Gov. Kathy Hochul’s 2024 fiscal year New York state executive budget, announced on Jan. 10, was met with both praise and criticism from Floral Park Mayor Kevin Fitzgerald at the Board of Trustees meeting on Tuesday, Feb. 7.

While funding for improvements to the Belmont Racetrack was seen as a positive, Fitzpatrick expressed concerns with Hochul’s Housing Compact plan calling for increasing the number of homes in New York with a particular emphasis on Long Island.

The newest state executive budget includes a $455 million loan to fund renovations of the Belmont Racetrack.

The project would include the installation of new racetracks and an improved grandstand. The goal is to eventually move all the races held at Aqueduct Racing to Belmont in order to repurpose the Aqueduct property.

These renovations will “ensure that Belmont is a premier racing facility, not only in New York but across the world,” Fitzgerald said. “It’ll be great for our area.”

Also included in the executive budget is Hochul’s Housing Compact, a plan to address New York’s housing crisis and build 800,000 new homes across the state in the next 10 years.

Under this strategy, Nassau and Suffolk counties are required to meet a 3% housing growth target within each three-year cycle. Other areas of New York, such as upstate, are only held to 1% growth targets.

Additionally, municipalities within 15 miles of New York City and containing a Metropolitan Transport Authority station, such as Floral Park and Bellerose, will have to increase their housing density to 50 units per acre in the half-mile around the station, no matter what the zoning requirements are now.

This would increase the housing stock by five times in areas surrounding MTA stations according to Fitzgerald.
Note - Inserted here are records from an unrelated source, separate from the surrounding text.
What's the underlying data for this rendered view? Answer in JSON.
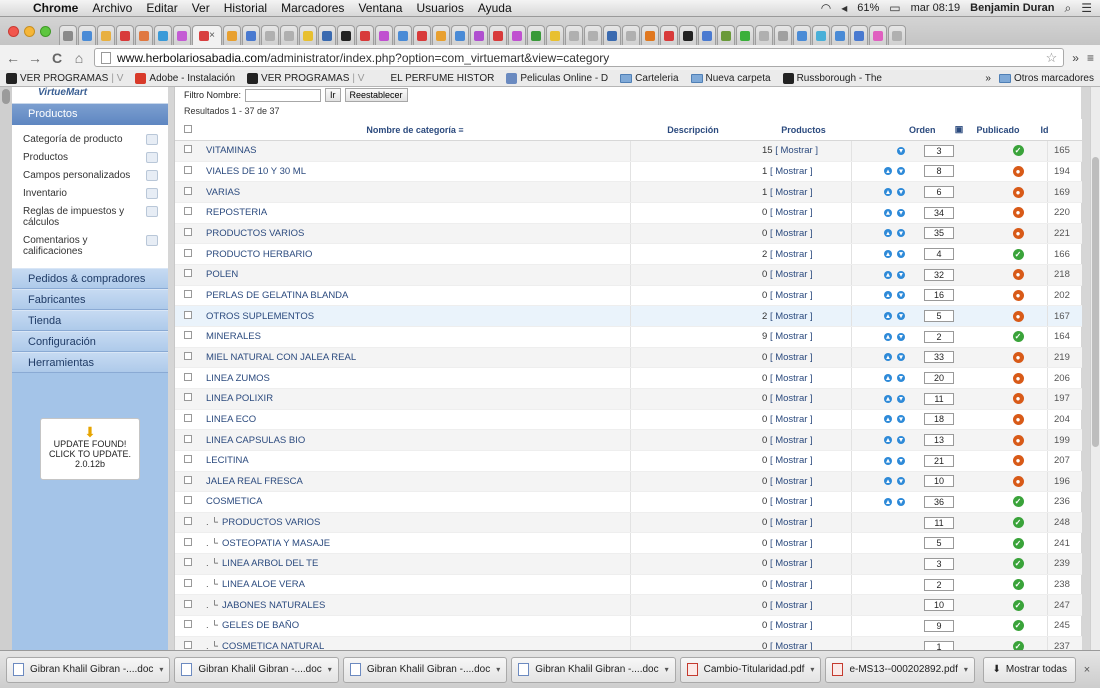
{
  "menubar": {
    "app": "Chrome",
    "menus": [
      "Archivo",
      "Editar",
      "Ver",
      "Historial",
      "Marcadores",
      "Ventana",
      "Usuarios",
      "Ayuda"
    ],
    "battery": "61%",
    "clock": "mar 08:19",
    "user": "Benjamin Duran"
  },
  "tabs": {
    "favicon_colors": [
      "#8a8a8a",
      "#4a8bd6",
      "#e8b040",
      "#d83a3a",
      "#e07840",
      "#3a9ad8",
      "#c45cd4",
      "#d84040",
      "#e8a030",
      "#4a7ad0",
      "#b0b0b0",
      "#b0b0b0",
      "#e8c030",
      "#3a6ab0",
      "#222222",
      "#d83a3a",
      "#c050d0",
      "#4a8bd6",
      "#d83a3a",
      "#e8a030",
      "#4a8bd6",
      "#b050d0",
      "#d83a3a",
      "#c050d0",
      "#3a9a3a",
      "#e8c030",
      "#b0b0b0",
      "#b0b0b0",
      "#3a6ab0",
      "#b0b0b0",
      "#e07820",
      "#d83a3a",
      "#222222",
      "#4a7ad0",
      "#6a9a3a",
      "#3ab03a",
      "#b0b0b0",
      "#a0a0a0",
      "#4a8bd6",
      "#4ab0d8",
      "#4a8bd6",
      "#4a7ad0",
      "#e060c0",
      "#b0b0b0"
    ],
    "active_index": 7,
    "active_close": "×"
  },
  "toolbar": {
    "back": "←",
    "forward": "→",
    "reload": "C",
    "home": "⌂",
    "url_host": "www.herbolariosabadia.com",
    "url_path": "/administrator/index.php?option=com_virtuemart&view=category",
    "star": "☆",
    "more": "»"
  },
  "bookmarks": {
    "items": [
      {
        "label": "VER PROGRAMAS",
        "suffix": " | V",
        "color": "#222222"
      },
      {
        "label": "Adobe - Instalación",
        "suffix": "",
        "color": "#d83a2a"
      },
      {
        "label": "VER PROGRAMAS",
        "suffix": " | V",
        "color": "#222222"
      },
      {
        "label": "EL PERFUME HISTOR",
        "suffix": "",
        "color": "#ebebeb"
      },
      {
        "label": "Peliculas Online - D",
        "suffix": "",
        "color": "#6a8ac0"
      },
      {
        "label": "Carteleria",
        "suffix": "",
        "folder": true
      },
      {
        "label": "Nueva carpeta",
        "suffix": "",
        "folder": true
      },
      {
        "label": "Russborough - The",
        "suffix": "",
        "color": "#222222"
      }
    ],
    "more": "»",
    "other": "Otros marcadores"
  },
  "sidebar": {
    "logo": "VirtueMart",
    "header": "Productos",
    "sub_items": [
      "Categoría de producto",
      "Productos",
      "Campos personalizados",
      "Inventario",
      "Reglas de impuestos y cálculos",
      "Comentarios y calificaciones"
    ],
    "main_items": [
      "Pedidos & compradores",
      "Fabricantes",
      "Tienda",
      "Configuración",
      "Herramientas"
    ],
    "update": {
      "arrow": "⬇",
      "line1": "UPDATE FOUND!",
      "line2": "CLICK TO UPDATE.",
      "version": "2.0.12b"
    }
  },
  "filter": {
    "label": "Filtro Nombre:",
    "value": "",
    "go": "Ir",
    "reset": "Reestablecer"
  },
  "results": "Resultados 1 - 37 de 37",
  "table": {
    "headers": {
      "name": "Nombre de categoría",
      "sort_icon": "≡",
      "desc": "Descripción",
      "products": "Productos",
      "order": "Orden",
      "save_icon": "▣",
      "published": "Publicado",
      "id": "Id"
    },
    "show_label": "[ Mostrar ]",
    "rows": [
      {
        "name": "VITAMINAS",
        "prefix": "",
        "count": "15",
        "up": false,
        "down": true,
        "order": "3",
        "published": true,
        "id": "165",
        "hl": false
      },
      {
        "name": "VIALES DE 10 Y 30 ML",
        "prefix": "",
        "count": "1",
        "up": true,
        "down": true,
        "order": "8",
        "published": false,
        "id": "194",
        "hl": false
      },
      {
        "name": "VARIAS",
        "prefix": "",
        "count": "1",
        "up": true,
        "down": true,
        "order": "6",
        "published": false,
        "id": "169",
        "hl": false
      },
      {
        "name": "REPOSTERIA",
        "prefix": "",
        "count": "0",
        "up": true,
        "down": true,
        "order": "34",
        "published": false,
        "id": "220",
        "hl": false
      },
      {
        "name": "PRODUCTOS VARIOS",
        "prefix": "",
        "count": "0",
        "up": true,
        "down": true,
        "order": "35",
        "published": false,
        "id": "221",
        "hl": false
      },
      {
        "name": "PRODUCTO HERBARIO",
        "prefix": "",
        "count": "2",
        "up": true,
        "down": true,
        "order": "4",
        "published": true,
        "id": "166",
        "hl": false
      },
      {
        "name": "POLEN",
        "prefix": "",
        "count": "0",
        "up": true,
        "down": true,
        "order": "32",
        "published": false,
        "id": "218",
        "hl": false
      },
      {
        "name": "PERLAS DE GELATINA BLANDA",
        "prefix": "",
        "count": "0",
        "up": true,
        "down": true,
        "order": "16",
        "published": false,
        "id": "202",
        "hl": false
      },
      {
        "name": "OTROS SUPLEMENTOS",
        "prefix": "",
        "count": "2",
        "up": true,
        "down": true,
        "order": "5",
        "published": false,
        "id": "167",
        "hl": true
      },
      {
        "name": "MINERALES",
        "prefix": "",
        "count": "9",
        "up": true,
        "down": true,
        "order": "2",
        "published": true,
        "id": "164",
        "hl": false
      },
      {
        "name": "MIEL NATURAL CON JALEA REAL",
        "prefix": "",
        "count": "0",
        "up": true,
        "down": true,
        "order": "33",
        "published": false,
        "id": "219",
        "hl": false
      },
      {
        "name": "LINEA ZUMOS",
        "prefix": "",
        "count": "0",
        "up": true,
        "down": true,
        "order": "20",
        "published": false,
        "id": "206",
        "hl": false
      },
      {
        "name": "LINEA POLIXIR",
        "prefix": "",
        "count": "0",
        "up": true,
        "down": true,
        "order": "11",
        "published": false,
        "id": "197",
        "hl": false
      },
      {
        "name": "LINEA ECO",
        "prefix": "",
        "count": "0",
        "up": true,
        "down": true,
        "order": "18",
        "published": false,
        "id": "204",
        "hl": false
      },
      {
        "name": "LINEA CAPSULAS BIO",
        "prefix": "",
        "count": "0",
        "up": true,
        "down": true,
        "order": "13",
        "published": false,
        "id": "199",
        "hl": false
      },
      {
        "name": "LECITINA",
        "prefix": "",
        "count": "0",
        "up": true,
        "down": true,
        "order": "21",
        "published": false,
        "id": "207",
        "hl": false
      },
      {
        "name": "JALEA REAL FRESCA",
        "prefix": "",
        "count": "0",
        "up": true,
        "down": true,
        "order": "10",
        "published": false,
        "id": "196",
        "hl": false
      },
      {
        "name": "COSMETICA",
        "prefix": "",
        "count": "0",
        "up": true,
        "down": true,
        "order": "36",
        "published": true,
        "id": "236",
        "hl": false
      },
      {
        "name": "PRODUCTOS VARIOS",
        "prefix": ". └",
        "count": "0",
        "up": false,
        "down": false,
        "order": "11",
        "published": true,
        "id": "248",
        "hl": false
      },
      {
        "name": "OSTEOPATIA Y MASAJE",
        "prefix": ". └",
        "count": "0",
        "up": false,
        "down": false,
        "order": "5",
        "published": true,
        "id": "241",
        "hl": false
      },
      {
        "name": "LINEA ARBOL DEL TE",
        "prefix": ". └",
        "count": "0",
        "up": false,
        "down": false,
        "order": "3",
        "published": true,
        "id": "239",
        "hl": false
      },
      {
        "name": "LINEA ALOE VERA",
        "prefix": ". └",
        "count": "0",
        "up": false,
        "down": false,
        "order": "2",
        "published": true,
        "id": "238",
        "hl": false
      },
      {
        "name": "JABONES NATURALES",
        "prefix": ". └",
        "count": "0",
        "up": false,
        "down": false,
        "order": "10",
        "published": true,
        "id": "247",
        "hl": false
      },
      {
        "name": "GELES DE BAÑO",
        "prefix": ". └",
        "count": "0",
        "up": false,
        "down": false,
        "order": "9",
        "published": true,
        "id": "245",
        "hl": false
      },
      {
        "name": "COSMETICA NATURAL",
        "prefix": ". └",
        "count": "0",
        "up": false,
        "down": false,
        "order": "1",
        "published": true,
        "id": "237",
        "hl": false
      }
    ]
  },
  "shelf": {
    "downloads": [
      {
        "name": "Gibran Khalil Gibran -....doc",
        "type": "doc"
      },
      {
        "name": "Gibran Khalil Gibran -....doc",
        "type": "doc"
      },
      {
        "name": "Gibran Khalil Gibran -....doc",
        "type": "doc"
      },
      {
        "name": "Gibran Khalil Gibran -....doc",
        "type": "doc"
      },
      {
        "name": "Cambio-Titularidad.pdf",
        "type": "pdf"
      },
      {
        "name": "e-MS13--000202892.pdf",
        "type": "pdf"
      }
    ],
    "chevron": "▾",
    "show_all": "Mostrar todas",
    "close": "×"
  }
}
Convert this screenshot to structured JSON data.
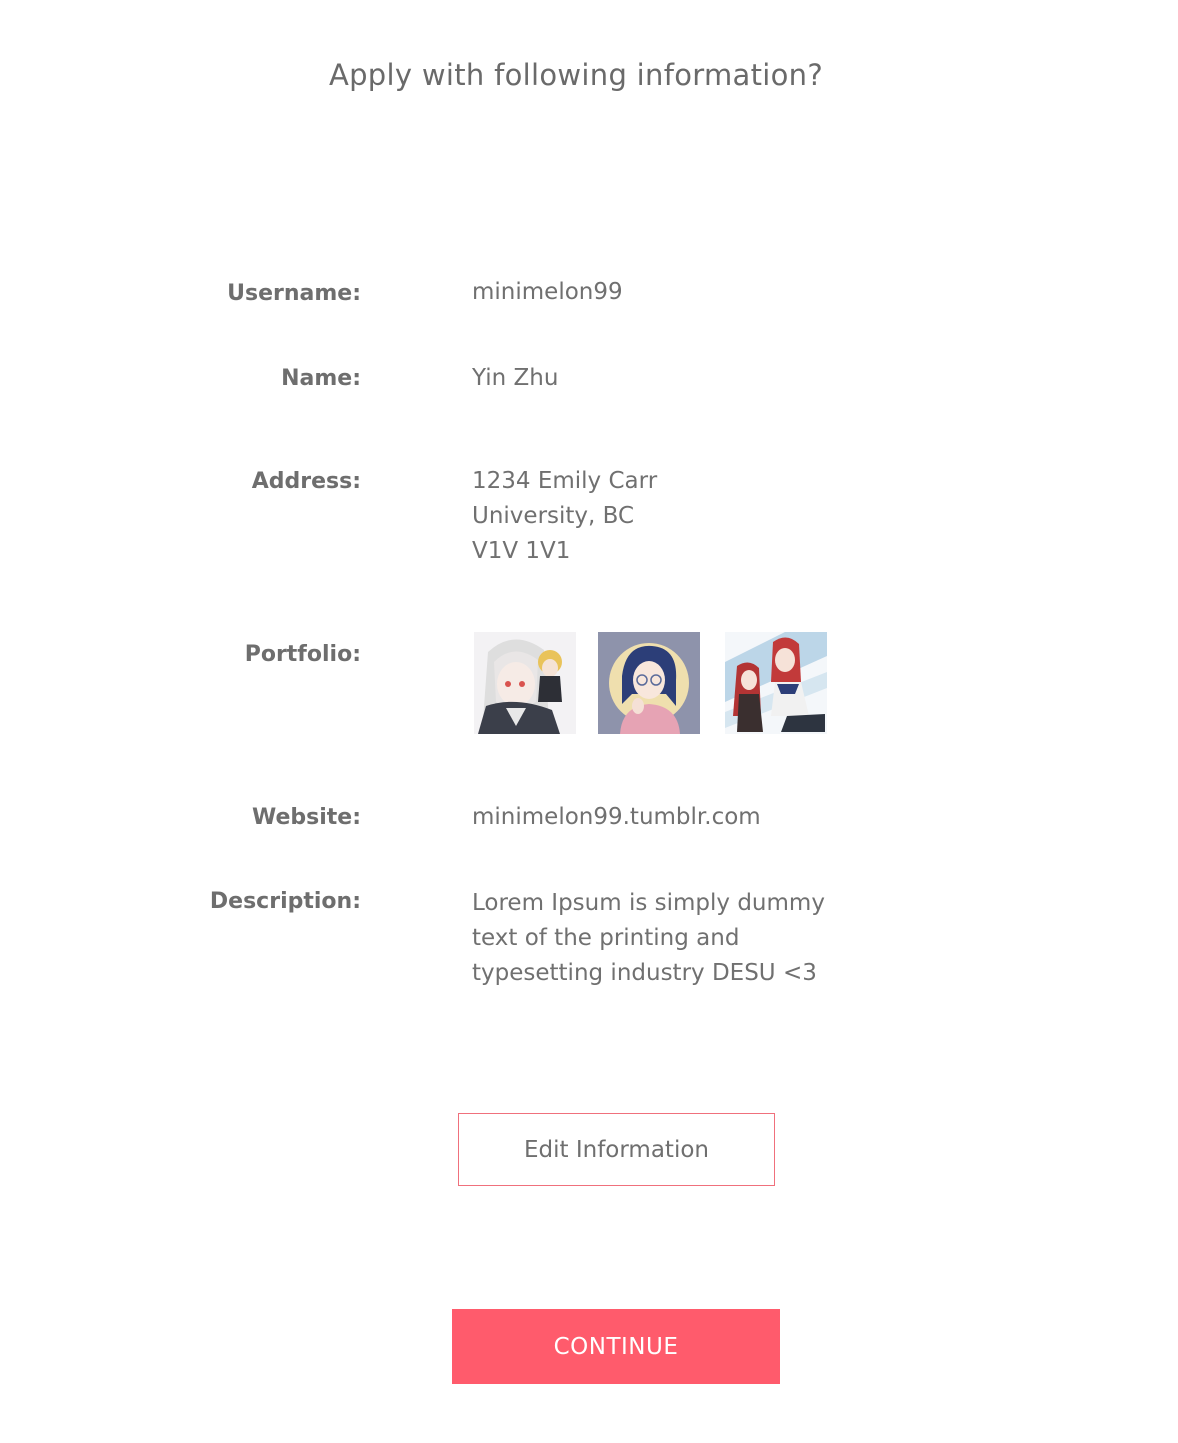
{
  "page": {
    "title": "Apply with following information?"
  },
  "fields": {
    "username": {
      "label": "Username:",
      "value": "minimelon99"
    },
    "name": {
      "label": "Name:",
      "value": "Yin Zhu"
    },
    "address": {
      "label": "Address:",
      "lines": [
        "1234 Emily Carr",
        "University, BC",
        "V1V 1V1"
      ]
    },
    "portfolio": {
      "label": "Portfolio:",
      "images": [
        "anime-girl-white-hair-thumbnail",
        "anime-girl-glasses-thumbnail",
        "anime-girls-red-hair-thumbnail"
      ]
    },
    "website": {
      "label": "Website:",
      "value": "minimelon99.tumblr.com"
    },
    "description": {
      "label": "Description:",
      "lines": [
        "Lorem Ipsum is simply dummy",
        "text of the printing and",
        "typesetting industry DESU <3"
      ]
    }
  },
  "actions": {
    "edit_label": "Edit Information",
    "continue_label": "CONTINUE"
  },
  "colors": {
    "accent": "#ff5b6c",
    "edit_border": "#f0707c",
    "text": "#707070"
  }
}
With this comes “entire infrastructure issues, whether it’s roads, schools [or] water sourcing” he said. “None of that has been addressed.”

The Floral Park mayor said he will be looking to learn more about Hochul’s plan, and citizens should be on the lookout for more information as it becomes available.

Additionally, Fitzgerald said he attended a press conference on Friday, Feb. 3, along with other Long Island legislators, to express opposition to the housing plan.

“This is a very serious concern for not just Floral Park, but the entire metropolitan area, as it will dramatically change the suburbs,” he said. “The closer you live to the city, the worse it will be.”

“The bill will improve economic, environmental, and social quality of life by increasing housing stock throughout New York state, encouraging affordable housing development and social and economic mobility and promoting efficiency and coordinated development efforts in localities across the state,” according to a memorandum in support of the bill released by the New York Division of the Budget.

However, Fitzgerald concluded the Tuesday night meeting saying: “It does seem like everybody is against this … It just doesn’t fit.”